Oh yeah, and being the lamb that I am, I had signed up Shaka to fight for me, and made no move vs any Chinese cities. We're not the aggressors, oui? Just leave us alone, so we can build our little temples and such, oui?
Down side, I couldn't make peace for 20 turns, so the war went on and on, although it somewhat quieted for me once Shaka had serious forces attacking Chinese cities in the north.
My second flip was a real doozy!
Sadly for them, there was no safe road to bring in supplies, so the city was starving, and I had to wait three more turns for the Zulu alliance to end before I could help them.

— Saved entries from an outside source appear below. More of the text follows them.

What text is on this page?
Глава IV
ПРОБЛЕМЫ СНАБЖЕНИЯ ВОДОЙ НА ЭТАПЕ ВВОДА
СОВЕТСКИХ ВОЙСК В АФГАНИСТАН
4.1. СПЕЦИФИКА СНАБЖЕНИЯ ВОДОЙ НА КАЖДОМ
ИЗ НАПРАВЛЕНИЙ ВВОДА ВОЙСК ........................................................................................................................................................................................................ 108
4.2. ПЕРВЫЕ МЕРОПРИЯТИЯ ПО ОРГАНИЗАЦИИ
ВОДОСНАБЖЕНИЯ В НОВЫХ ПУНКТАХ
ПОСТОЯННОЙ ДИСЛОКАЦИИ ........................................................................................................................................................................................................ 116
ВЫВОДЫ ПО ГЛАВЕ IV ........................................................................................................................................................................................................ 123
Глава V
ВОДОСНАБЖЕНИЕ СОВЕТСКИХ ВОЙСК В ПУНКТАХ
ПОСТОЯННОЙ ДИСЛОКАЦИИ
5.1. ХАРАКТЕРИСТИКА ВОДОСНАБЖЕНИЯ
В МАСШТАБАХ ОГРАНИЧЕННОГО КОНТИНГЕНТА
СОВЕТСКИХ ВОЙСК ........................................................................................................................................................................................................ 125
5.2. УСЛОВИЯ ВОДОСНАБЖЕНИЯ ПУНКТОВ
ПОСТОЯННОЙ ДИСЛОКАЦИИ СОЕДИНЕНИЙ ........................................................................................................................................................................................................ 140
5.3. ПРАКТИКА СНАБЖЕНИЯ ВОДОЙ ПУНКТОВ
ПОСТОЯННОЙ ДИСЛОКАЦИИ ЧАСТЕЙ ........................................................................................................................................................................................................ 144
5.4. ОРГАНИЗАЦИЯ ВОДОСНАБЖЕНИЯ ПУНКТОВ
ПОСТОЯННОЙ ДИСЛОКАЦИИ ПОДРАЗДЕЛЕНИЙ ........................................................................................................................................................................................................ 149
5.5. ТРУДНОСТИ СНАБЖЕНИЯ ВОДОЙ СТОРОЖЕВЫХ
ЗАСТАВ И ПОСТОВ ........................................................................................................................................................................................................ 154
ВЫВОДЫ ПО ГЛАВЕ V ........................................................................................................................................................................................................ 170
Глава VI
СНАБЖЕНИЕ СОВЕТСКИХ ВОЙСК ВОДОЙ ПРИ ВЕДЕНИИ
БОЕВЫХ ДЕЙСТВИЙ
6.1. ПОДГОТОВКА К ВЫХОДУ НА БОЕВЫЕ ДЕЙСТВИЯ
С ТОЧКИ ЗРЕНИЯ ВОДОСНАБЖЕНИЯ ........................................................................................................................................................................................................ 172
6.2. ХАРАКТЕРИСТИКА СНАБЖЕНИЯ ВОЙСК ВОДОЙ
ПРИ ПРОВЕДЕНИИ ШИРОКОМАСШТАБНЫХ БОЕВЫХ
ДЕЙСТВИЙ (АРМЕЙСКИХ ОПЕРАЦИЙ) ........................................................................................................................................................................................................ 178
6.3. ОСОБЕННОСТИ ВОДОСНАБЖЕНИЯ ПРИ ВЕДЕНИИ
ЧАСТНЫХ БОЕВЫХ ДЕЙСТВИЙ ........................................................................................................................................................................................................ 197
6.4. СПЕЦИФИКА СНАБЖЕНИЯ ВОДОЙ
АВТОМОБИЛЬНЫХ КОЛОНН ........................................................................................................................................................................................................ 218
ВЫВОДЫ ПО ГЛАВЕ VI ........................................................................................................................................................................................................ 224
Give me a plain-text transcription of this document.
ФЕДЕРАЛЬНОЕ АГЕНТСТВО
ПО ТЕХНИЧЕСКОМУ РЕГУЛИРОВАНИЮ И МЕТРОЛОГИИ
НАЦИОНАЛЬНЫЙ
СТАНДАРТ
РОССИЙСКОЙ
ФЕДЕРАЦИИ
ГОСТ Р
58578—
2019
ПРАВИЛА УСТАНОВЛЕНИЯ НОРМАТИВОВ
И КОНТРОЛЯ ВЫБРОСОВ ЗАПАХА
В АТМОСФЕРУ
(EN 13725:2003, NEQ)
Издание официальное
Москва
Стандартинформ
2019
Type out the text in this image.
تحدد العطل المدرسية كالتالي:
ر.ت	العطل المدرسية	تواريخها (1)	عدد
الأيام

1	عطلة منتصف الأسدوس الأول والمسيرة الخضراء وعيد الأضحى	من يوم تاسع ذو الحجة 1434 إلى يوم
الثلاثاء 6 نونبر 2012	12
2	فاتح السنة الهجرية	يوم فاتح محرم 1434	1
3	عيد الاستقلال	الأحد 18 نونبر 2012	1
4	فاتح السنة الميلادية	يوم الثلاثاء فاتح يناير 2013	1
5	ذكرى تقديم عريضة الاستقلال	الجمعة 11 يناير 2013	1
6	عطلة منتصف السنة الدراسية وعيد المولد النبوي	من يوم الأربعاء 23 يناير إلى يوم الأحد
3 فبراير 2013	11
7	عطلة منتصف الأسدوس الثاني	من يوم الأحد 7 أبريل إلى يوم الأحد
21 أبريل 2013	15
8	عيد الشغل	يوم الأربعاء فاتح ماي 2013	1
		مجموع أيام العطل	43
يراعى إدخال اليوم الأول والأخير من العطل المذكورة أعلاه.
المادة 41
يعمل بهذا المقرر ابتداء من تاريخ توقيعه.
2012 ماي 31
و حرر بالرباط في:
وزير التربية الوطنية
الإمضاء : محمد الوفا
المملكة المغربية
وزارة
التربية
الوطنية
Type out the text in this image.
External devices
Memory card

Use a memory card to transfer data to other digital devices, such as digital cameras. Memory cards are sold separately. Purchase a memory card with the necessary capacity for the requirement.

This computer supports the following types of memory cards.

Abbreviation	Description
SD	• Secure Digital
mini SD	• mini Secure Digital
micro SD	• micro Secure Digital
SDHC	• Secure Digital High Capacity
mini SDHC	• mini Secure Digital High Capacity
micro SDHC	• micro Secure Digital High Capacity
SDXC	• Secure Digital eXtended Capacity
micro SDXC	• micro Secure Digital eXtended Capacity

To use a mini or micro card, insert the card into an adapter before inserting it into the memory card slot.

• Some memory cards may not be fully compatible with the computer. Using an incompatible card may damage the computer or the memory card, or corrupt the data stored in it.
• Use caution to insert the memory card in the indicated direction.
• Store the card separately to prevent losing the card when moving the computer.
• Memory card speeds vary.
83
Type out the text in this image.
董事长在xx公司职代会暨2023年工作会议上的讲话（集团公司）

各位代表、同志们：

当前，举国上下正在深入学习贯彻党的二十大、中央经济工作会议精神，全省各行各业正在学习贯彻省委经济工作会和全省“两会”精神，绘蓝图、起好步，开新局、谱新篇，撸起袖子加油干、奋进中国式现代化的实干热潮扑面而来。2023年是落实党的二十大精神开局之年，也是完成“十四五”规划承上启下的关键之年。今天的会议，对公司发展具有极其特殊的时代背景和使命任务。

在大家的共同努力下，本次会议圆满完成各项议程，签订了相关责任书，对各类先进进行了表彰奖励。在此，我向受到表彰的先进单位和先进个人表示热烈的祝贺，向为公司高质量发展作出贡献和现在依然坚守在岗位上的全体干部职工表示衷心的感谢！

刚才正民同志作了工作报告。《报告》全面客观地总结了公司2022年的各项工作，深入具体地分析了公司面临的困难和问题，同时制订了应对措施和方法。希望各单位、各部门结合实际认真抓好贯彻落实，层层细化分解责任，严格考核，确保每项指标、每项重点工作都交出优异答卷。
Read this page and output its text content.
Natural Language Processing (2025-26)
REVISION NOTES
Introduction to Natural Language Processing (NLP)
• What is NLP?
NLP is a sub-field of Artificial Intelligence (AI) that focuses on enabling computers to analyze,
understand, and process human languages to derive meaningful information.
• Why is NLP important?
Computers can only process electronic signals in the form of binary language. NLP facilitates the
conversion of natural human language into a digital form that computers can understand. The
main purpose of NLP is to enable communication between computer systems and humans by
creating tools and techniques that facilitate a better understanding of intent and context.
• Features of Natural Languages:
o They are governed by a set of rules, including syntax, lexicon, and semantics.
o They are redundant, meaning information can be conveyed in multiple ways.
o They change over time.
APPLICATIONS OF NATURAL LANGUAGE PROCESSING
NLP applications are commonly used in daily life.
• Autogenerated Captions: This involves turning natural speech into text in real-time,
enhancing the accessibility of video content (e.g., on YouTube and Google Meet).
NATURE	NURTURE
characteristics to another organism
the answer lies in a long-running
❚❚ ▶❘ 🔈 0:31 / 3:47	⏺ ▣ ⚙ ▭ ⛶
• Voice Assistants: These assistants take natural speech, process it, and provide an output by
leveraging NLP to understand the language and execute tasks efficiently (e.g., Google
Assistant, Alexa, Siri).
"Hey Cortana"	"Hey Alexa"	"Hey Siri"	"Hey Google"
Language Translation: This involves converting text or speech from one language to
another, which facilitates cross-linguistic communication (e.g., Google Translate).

OK, here's some lines from my sparse note file. "In 190BC, China launches sneak attack vs a city pressuring their border. I tell ya, nothing much ticks off the AI more than dense builds at the border. In 70BC, Engineering @3rd from Germany for 30gpt. Monotheism from Japan for Engineering and change. Feudalism from Zulus for Monotheism and Engineering. Paris swaps to SunTzu with 300 shields already in the box." Ha! Now that's how to run a trade, got a 3fer there right before my Great Library prebuild was about to run out. (You might think I wanted the Library for its culture, but phooey on that! I needed to deny these 'mongers the wonder, as well as put a free barrack in all my towns, AND end the cascade before they discovered Theology or Invention).
Finally the alliance expired, I cancelled out of the renewal option, then I threw all I had at Chinese units still on my soil...
...then made peace with them. I was unable to extract any cities, and they had no tech, so the peace deal was dismal, but I was obliged by rule to make every reasonable effort to end starvation. So here you see Tsingtao now able to feed itself after the treaty was signed.
Note that Strasbourg has been added, and that all of my cities hold cultural dominance over contested tiles in all locations. I had to spend large in the southeast (Dijon had to have ALL FIVE of its fundamental cultural buildings subsidized wholly or majorly by federal funds, while dye town had also needed some big purchases).
My towns got their temples and libraries built, and most were working on courthouse, granary, or aqueduct.